The online format of the class is not a barrier to forming relationships, in large part because of the effort that Parsi puts in to help each student feel connected.
“It is amazing how you create this kind of intimate learning environment. You might think that online learning would be a very lonely experience, because you are just looking at your computer, but I integrate a lot of live video conferencing so students can see me, talk, and have a real-time conversation,” he said. “It is pretty remarkable how close-knit our students become through this experience.”
Pam Payne, a current student in the doctoral program in bioethics and a nurse practitioner in California, said, “Despite the online format, I feel that I have a relationship with him as my instructor just as I would in a class on campus.”
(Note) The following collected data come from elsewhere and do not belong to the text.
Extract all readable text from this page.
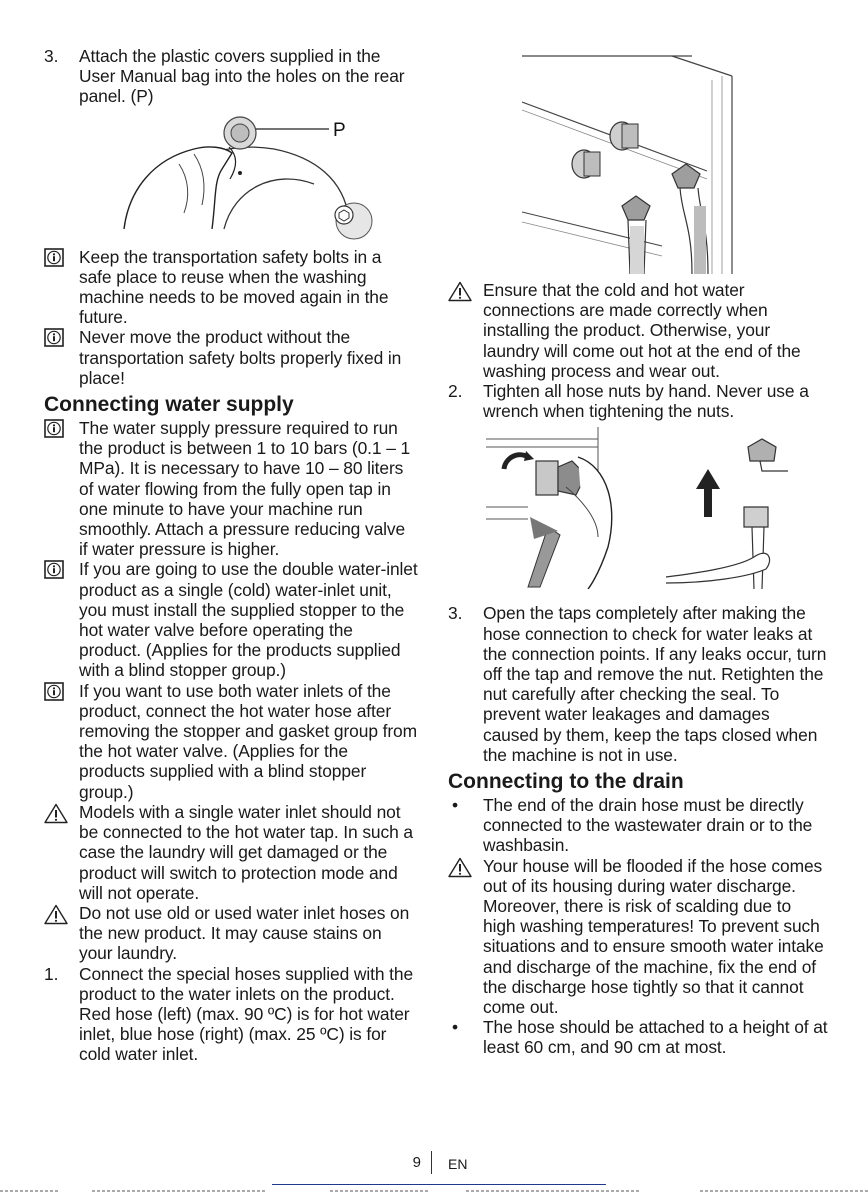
3.	Attach the plastic covers supplied in the User Manual bag into the holes on the rear panel. (P)
P
Keep the transportation safety bolts in a safe place to reuse when the washing machine needs to be moved again in the future.
Never move the product without the transportation safety bolts properly fixed in place!
Connecting water supply
The water supply pressure required to run the product is between 1 to 10 bars (0.1 – 1 MPa). It is necessary to have 10 – 80 liters of water flowing from the fully open tap in one minute to have your machine run smoothly. Attach a pressure reducing valve if water pressure is higher.
If you are going to use the double water-inlet product as a single (cold) water-inlet unit, you must install the supplied stopper to the hot water valve before operating the product. (Applies for the products supplied with a blind stopper group.)
If you want to use both water inlets of the product, connect the hot water hose after removing the stopper and gasket group from the hot water valve. (Applies for the products supplied with a blind stopper group.)
Models with a single water inlet should not be connected to the hot water tap. In such a case the laundry will get damaged or the product will switch to protection mode and will not operate.
Do not use old or used water inlet hoses on the new product. It may cause stains on your laundry.
1.	Connect the special hoses supplied with the product to the water inlets on the product. Red hose (left) (max. 90 ºC) is for hot water inlet, blue hose (right) (max. 25 ºC) is for cold water inlet.
Ensure that the cold and hot water connections are made correctly when installing the product. Otherwise, your laundry will come out hot at the end of the washing process and wear out.
2.	Tighten all hose nuts by hand. Never use a wrench when tightening the nuts.
3.	Open the taps completely after making the hose connection to check for water leaks at the connection points. If any leaks occur, turn off the tap and remove the nut. Retighten the nut carefully after checking the seal. To prevent water leakages and damages caused by them, keep the taps closed when the machine is not in use.
Connecting to the drain
•	The end of the drain hose must be directly connected to the wastewater drain or to the washbasin.
Your house will be flooded if the hose comes out of its housing during water discharge. Moreover, there is risk of scalding due to high washing temperatures! To prevent such situations and to ensure smooth water intake and discharge of the machine, fix the end of the discharge hose tightly so that it cannot come out.
•	The hose should be attached to a height of at least 60 cm, and 90 cm at most.
9 EN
Loyola’s fully online format for master’s and doctoral degrees is unique in the bioethics world, and the University was forward-thinking in developing the program in the early 2000s.
“If you look at the trends of education, the traditional 18-22-year-old student population is shrinking, so we have to realize that there is a much broader pool of potential applicants who want to continue their education,” he said. “Most students get into bioethics because they’ve read some books or articles, or they may have served on an ethics committee. But many want the structure of a more formal degree program or certificate program without having to leave their jobs, and they want the mentoring of people that are experts in the field and they want to be part of the community. I think it reflects our mission as a Jesuit institution and it serves these students’ needs very well.”
Parsi comes from a medical family—his father is a physician and his mother a nurse—but it was in law school that he discovered his interest in bioethics. He took a course in law and bioethics during his third year and said it was his “impetus in moving into this field.” He switched gears and went on to earn a PhD in Medical Humanities at the University of Texas Medical Branch at Galveston and worked at the Institute for Ethics at the American Medical Association before coming to Loyola.
“Kayhan is a warm and engaging educator,” said Kerri Kennedy (MA ’14), a clinical ethicist at Boston Children’s Hospital. “He has a wonderful ability to create safe learning environments where students of varied cultural, intellectual, and experiential backgrounds can learn alongside and from each other. This award is tremendously well-deserved.”